Today’s newsletter is a postscript to Retirement Fund Inc’s (KWAP) exposure to the eFishery scandal that I had sitting in my draft for sometime.
I planned on attaching this morning’s brief together with a few other columns on our “amazing” government-linked entities.
These days, however, done is better than perfect.
You’re reading a paid version of The Malaysianist, a newsletter on money and power by writer and journalist Emmanuel Samarathisa.
I run monthly and annual subscriptions. There’s also the atas or founding member tier where you get all the perks of an annual subscription and more, such as an annual or founder’s report and insight into how this little corner of the internet fared throughout the year.
Group subscriptions are on the table, if you’re mulling over purchases for your organisation or for family members.
Let’s set the stage: government-linked investment companies (GLICs) and government-linked companies (GLCs) are under pressure to perform.
That’s nothing new, but the question is always which screws are being tightened.
One of the latest directives they have to get on board with is PM Anwar Ibrahim’s GearUp policy.

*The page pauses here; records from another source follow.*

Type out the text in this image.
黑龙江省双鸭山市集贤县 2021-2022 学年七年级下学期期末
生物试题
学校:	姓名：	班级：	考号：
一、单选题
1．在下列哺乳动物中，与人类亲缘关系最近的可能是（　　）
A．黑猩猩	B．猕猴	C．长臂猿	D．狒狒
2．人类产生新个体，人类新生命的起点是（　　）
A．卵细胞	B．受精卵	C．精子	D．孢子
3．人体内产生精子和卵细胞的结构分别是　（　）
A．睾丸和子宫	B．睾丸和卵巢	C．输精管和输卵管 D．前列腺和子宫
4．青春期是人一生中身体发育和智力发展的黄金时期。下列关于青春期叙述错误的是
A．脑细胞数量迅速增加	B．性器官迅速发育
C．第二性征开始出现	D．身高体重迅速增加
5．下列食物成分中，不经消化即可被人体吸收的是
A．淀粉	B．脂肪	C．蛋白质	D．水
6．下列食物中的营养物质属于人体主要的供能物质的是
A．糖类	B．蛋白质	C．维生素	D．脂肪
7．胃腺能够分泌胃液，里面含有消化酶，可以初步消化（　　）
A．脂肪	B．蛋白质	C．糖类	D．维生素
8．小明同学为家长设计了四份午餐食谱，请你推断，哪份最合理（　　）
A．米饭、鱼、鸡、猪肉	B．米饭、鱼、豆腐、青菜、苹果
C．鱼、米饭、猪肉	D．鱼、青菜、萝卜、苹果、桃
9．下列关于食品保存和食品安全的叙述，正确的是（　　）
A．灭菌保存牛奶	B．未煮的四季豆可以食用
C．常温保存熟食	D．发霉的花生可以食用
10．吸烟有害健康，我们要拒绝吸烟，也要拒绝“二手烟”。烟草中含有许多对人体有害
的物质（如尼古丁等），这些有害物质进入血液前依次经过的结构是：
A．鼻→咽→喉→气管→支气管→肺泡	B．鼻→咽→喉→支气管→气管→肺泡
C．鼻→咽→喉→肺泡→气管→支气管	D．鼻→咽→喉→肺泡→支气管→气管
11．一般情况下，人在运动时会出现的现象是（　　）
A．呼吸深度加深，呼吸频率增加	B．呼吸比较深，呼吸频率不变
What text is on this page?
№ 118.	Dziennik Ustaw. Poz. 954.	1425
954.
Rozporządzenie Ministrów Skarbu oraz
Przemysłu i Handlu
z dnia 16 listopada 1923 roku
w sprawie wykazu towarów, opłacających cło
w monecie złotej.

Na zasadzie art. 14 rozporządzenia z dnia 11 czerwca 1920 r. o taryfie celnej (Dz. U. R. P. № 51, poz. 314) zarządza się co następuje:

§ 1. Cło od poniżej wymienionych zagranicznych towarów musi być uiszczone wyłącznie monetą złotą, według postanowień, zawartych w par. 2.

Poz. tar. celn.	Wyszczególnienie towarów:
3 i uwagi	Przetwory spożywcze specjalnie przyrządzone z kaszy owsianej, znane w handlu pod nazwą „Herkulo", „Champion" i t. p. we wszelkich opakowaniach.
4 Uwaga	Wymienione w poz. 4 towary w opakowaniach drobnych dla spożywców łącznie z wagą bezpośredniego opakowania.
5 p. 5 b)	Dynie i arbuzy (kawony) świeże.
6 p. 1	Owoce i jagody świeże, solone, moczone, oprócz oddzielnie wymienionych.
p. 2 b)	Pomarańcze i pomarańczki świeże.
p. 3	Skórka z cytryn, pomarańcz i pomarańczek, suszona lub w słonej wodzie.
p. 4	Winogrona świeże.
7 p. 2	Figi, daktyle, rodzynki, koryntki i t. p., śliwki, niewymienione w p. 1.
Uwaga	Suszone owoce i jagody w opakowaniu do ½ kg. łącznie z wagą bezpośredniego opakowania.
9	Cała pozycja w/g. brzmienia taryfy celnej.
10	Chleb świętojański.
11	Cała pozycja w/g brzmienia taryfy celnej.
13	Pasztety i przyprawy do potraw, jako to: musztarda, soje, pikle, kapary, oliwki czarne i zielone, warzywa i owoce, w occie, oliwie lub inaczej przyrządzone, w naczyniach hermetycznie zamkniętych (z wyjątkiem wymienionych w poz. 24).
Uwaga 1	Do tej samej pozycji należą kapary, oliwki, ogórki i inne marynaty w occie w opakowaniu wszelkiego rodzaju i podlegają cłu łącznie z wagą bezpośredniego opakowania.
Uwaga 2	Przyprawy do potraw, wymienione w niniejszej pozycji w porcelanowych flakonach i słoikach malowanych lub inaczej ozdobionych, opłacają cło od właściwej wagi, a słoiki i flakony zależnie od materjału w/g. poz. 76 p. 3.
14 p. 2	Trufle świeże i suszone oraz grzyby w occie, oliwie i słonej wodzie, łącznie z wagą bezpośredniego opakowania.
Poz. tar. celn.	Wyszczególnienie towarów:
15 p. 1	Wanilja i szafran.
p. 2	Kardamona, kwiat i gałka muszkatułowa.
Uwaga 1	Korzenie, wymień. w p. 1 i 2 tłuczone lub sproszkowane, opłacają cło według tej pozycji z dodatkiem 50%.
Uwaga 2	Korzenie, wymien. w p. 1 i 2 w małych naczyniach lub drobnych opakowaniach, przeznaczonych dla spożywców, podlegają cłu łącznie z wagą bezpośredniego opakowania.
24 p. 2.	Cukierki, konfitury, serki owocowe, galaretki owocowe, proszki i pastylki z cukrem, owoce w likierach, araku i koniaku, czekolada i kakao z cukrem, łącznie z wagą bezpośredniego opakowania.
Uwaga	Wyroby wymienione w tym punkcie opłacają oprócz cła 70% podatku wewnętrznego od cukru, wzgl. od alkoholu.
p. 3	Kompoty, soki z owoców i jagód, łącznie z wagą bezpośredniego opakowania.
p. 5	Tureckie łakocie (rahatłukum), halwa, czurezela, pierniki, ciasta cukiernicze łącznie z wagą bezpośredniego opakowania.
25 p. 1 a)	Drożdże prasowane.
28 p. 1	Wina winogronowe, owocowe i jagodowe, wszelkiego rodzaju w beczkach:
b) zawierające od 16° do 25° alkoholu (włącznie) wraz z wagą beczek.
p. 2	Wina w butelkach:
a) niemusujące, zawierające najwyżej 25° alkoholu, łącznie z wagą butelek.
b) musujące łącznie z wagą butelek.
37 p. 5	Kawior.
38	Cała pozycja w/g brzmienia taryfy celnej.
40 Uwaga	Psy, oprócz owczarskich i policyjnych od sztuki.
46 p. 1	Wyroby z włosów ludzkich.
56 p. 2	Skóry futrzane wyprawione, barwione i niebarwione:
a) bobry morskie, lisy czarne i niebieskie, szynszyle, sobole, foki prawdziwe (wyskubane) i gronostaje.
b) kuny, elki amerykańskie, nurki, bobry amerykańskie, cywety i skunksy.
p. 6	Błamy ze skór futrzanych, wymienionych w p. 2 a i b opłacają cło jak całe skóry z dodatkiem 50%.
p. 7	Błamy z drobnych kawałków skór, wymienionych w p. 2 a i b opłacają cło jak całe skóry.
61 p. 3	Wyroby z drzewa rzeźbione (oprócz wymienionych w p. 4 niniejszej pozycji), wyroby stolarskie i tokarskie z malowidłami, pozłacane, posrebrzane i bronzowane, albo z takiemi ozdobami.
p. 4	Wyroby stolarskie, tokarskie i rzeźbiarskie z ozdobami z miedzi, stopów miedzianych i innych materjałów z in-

This initiative brings together six GLICs — Khazanah Nasional, the Employees Provident Fund (EPF), Retirement Fund Inc (KWAP), Permodalan Nasional Bhd (PNB), Lembaga Tabung Haji (LTH), and the Armed Forces Fund Board (LTAT) — to push investments into “high-growth, high-value industries”.
To make this happen, the government wants GLICs to invest in tech and has earmarked RM120 billion from their own books.
From what I’m hearing, there’s friction. Sources in the Finance Ministry say getting these GLICs to work together has been a challenge – whether it’s negotiating a joint overseas deal or simply agreeing on policy execution.